Alright, let’s say, for the sake of argument, I’ve convinced you that a) all women should have access to birth control and b) as a dude, this access makes your life easier, less worrisome and inherently more fun.  Let’s also say that you still don’t want to pay for it, and you’re worried that if the insurance companies foot the bill, it’s going to raise your healthcare costs.

Technically, this would mean you still maintain the “it’s not my problem” stance, and haven’t been convinced at all, but we’ll ignore that.

What this argument boiled down to in one conversation were the comments, “Having sex is a choice, and when you have sex, you have to accept the risks.  If the insurance companies have to pay for the contraception, they’re going to raise everyone’s rates to cover the costs, and I don’t want to end up paying for other people who choose to have sex.”

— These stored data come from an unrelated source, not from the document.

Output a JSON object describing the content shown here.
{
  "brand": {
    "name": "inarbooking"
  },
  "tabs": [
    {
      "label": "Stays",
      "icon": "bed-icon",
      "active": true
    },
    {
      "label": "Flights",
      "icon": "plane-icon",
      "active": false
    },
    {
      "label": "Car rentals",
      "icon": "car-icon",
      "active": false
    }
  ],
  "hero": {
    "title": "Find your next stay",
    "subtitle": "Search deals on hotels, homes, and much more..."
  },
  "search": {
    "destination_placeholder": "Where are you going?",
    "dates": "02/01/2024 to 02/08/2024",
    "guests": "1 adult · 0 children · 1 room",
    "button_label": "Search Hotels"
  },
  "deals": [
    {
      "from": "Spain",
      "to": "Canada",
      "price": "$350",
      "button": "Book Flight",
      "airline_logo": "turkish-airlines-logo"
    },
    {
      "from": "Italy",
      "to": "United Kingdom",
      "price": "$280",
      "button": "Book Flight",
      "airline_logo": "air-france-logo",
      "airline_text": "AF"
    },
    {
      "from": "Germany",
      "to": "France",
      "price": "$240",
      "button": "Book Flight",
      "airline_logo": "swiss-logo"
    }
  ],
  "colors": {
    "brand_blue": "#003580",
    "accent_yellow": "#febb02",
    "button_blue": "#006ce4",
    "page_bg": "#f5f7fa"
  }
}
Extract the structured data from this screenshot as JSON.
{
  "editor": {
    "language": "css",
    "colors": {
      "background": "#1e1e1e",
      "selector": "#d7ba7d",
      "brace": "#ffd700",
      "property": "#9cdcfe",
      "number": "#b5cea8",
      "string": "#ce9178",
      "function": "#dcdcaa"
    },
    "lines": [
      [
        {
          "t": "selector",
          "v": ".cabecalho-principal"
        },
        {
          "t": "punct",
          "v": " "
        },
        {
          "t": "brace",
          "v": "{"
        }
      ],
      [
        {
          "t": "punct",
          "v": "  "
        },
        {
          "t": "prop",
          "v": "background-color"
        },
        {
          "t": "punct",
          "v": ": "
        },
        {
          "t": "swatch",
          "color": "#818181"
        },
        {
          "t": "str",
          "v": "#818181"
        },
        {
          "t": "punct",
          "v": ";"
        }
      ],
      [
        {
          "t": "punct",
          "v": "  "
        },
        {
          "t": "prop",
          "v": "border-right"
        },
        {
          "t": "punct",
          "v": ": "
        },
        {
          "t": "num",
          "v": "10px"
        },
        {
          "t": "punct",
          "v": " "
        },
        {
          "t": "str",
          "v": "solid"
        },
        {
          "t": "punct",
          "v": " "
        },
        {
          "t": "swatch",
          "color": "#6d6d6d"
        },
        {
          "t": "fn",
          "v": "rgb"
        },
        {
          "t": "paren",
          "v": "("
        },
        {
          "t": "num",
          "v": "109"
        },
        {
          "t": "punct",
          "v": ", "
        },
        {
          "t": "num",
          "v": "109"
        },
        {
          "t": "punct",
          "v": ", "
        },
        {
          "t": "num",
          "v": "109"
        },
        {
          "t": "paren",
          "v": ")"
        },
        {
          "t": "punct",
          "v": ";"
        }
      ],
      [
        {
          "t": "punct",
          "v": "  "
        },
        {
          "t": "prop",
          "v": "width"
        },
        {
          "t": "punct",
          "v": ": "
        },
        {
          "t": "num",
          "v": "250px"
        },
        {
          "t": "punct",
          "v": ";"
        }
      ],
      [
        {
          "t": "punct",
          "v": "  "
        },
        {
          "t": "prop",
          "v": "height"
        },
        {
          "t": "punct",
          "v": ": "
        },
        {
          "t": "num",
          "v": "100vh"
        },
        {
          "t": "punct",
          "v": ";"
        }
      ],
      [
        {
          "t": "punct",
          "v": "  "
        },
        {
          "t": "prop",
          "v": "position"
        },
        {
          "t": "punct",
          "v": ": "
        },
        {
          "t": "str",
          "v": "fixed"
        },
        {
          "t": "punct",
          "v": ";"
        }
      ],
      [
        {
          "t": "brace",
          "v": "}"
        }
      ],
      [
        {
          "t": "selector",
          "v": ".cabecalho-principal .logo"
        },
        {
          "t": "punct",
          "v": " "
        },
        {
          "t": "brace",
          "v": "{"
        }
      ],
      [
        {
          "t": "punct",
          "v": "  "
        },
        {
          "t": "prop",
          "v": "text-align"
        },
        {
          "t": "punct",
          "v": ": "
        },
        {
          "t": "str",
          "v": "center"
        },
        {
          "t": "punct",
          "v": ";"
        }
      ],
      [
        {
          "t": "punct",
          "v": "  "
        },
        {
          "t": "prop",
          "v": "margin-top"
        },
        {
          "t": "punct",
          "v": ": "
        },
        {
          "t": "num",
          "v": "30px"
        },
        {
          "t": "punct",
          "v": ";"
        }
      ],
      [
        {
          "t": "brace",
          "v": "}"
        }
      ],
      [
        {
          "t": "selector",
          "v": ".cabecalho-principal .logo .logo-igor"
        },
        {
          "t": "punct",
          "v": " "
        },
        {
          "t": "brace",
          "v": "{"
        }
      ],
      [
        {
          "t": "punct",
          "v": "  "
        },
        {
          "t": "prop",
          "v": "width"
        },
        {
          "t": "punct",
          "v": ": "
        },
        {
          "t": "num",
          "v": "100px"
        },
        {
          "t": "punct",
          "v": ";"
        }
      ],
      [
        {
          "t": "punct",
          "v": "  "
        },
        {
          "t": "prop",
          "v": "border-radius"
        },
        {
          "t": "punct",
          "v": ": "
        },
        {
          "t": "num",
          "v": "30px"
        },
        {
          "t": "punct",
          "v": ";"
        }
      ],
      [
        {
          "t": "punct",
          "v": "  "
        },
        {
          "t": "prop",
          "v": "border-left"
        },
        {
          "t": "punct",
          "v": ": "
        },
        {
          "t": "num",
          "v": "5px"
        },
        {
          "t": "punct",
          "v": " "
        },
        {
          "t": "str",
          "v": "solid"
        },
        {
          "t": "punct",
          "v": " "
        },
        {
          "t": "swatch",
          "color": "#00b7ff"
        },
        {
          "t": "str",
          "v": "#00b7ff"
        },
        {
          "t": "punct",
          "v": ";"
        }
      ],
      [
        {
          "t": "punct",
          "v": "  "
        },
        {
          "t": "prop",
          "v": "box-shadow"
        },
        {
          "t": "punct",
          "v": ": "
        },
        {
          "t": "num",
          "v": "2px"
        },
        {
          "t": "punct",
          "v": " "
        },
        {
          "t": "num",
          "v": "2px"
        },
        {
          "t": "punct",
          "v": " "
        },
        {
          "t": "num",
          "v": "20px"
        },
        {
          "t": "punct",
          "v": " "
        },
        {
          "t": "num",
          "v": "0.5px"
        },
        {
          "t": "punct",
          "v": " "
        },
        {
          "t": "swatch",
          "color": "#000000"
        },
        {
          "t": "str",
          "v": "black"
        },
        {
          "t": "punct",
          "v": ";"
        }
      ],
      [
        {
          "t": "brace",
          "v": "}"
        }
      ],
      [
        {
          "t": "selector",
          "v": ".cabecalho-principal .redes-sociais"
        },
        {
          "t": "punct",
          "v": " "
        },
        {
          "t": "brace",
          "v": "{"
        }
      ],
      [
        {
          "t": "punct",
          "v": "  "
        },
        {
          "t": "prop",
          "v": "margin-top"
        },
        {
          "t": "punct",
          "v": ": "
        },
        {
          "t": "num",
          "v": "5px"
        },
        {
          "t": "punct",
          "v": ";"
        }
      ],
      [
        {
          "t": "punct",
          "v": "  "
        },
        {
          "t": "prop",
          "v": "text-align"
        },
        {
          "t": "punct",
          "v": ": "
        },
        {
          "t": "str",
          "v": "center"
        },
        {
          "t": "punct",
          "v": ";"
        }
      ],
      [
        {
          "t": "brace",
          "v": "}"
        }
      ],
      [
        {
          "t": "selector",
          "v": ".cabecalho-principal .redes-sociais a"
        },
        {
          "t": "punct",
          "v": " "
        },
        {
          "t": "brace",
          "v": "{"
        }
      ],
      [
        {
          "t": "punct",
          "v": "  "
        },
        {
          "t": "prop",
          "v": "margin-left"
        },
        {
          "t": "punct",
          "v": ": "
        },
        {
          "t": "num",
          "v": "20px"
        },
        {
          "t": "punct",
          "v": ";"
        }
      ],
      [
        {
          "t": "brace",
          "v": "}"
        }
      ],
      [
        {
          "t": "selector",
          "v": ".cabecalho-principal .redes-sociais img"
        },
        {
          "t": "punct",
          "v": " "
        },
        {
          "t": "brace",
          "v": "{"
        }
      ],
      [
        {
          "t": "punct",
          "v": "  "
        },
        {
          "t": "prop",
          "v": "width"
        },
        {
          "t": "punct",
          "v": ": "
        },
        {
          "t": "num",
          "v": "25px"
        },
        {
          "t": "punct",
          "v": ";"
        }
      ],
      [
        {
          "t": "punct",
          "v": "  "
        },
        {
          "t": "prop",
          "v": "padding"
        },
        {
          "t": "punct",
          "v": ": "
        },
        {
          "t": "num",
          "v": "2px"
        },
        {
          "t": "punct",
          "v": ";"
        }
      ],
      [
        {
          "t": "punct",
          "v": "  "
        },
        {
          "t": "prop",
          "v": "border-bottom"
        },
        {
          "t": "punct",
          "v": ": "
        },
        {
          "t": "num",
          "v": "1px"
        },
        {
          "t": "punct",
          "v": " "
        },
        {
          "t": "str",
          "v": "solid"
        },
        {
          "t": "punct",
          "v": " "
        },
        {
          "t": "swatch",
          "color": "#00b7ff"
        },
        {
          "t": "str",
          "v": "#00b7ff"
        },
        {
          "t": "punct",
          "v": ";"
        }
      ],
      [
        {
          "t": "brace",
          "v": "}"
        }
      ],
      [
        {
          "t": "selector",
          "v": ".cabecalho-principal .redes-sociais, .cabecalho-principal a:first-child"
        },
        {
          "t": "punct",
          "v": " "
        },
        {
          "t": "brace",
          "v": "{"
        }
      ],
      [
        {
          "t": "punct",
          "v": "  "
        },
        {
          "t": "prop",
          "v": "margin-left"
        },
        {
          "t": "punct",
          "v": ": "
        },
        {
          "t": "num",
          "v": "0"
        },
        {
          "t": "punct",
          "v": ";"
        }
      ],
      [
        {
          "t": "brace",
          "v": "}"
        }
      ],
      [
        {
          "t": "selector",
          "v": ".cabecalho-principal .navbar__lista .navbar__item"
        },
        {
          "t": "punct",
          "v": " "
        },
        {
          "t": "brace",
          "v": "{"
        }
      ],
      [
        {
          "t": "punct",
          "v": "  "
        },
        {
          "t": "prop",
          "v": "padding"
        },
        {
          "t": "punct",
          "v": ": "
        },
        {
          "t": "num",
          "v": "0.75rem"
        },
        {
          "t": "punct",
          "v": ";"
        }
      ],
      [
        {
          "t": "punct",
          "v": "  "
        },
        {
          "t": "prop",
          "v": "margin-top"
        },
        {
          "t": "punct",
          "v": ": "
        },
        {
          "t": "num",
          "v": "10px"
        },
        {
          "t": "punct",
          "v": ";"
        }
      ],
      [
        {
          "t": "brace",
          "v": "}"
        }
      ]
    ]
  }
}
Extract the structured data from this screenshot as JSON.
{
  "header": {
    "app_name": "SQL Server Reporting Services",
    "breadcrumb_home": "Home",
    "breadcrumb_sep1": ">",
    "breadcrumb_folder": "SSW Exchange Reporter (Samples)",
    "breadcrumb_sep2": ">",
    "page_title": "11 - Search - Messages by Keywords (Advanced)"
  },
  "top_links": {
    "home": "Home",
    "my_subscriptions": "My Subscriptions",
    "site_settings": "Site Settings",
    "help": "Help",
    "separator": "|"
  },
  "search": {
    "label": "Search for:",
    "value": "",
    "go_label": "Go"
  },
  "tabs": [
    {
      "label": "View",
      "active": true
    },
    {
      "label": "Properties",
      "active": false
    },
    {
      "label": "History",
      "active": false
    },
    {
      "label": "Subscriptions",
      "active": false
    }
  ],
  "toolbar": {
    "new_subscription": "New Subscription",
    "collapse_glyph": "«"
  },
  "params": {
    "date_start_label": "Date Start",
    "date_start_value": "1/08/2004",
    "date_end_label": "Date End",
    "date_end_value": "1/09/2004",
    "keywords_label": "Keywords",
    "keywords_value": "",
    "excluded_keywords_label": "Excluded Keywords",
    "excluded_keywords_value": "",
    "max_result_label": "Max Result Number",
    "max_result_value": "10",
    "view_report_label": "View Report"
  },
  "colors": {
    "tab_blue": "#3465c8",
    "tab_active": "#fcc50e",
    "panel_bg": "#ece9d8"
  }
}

Ok, fine.  But assuming that insurance really does function like a shared pool as described above (and I’m not sure that it does), there are a few things I want to point out:

1) You’re already paying for people to have sex—old people to be specific.  Insurance covers Viagra for men, which means that if you employ the argument above, you are prioritizing grandpa’s ability to get an erection over a woman’s desire to prevent a pregnancy and all of the previously mentioned societal ills.  Hmm.

2) Do you have any idea how much a pregnant woman costs insurance companies?  The average delivery costs between $5,000 and $40,000, and that doesn’t include all of the prenatal visits and ultrasounds that precede it or the doctor appointments that follow.  Compare that with the cost of contraception at $90/month.  Which one do you think will have a more adverse affect on your insurance rates?

3) In terms of rising health care costs, providing women access to contraception is barely a blip on the radar.  In fact, it’s almost laughable how small of an impact it would have on the global picture.  If you want to blame your monthly payment, co-pay or premium on something, try obesity, bureaucracy, and the insurance companies themselves.

The Hypocrisy of Religion and Myth of Sexual Deviance

I’m not going to lie, I have little interest in addressing the religious argument and how hypocritical it is to use “freedom of religion” as an excuse to impose your religious views on others.  Truth is, I don’t think it’s a valid position.  Especially if religious organizations won’t be forced to pay for the contraception.

To the religious hell-bent on imposing their arcane views on the rest of us, this is all I have to say:

People have sex for purposes other than creating a child—even the religious ones.  Get over it.  It doesn’t mean they’re sluts or deviant, and it will not lead to the downfall of society.  But if you want to hide your head in the sand and pretend that abstinence education actually works, fine.  Just don’t muddy the waters of intellectual discourse with your outdated rhetoric.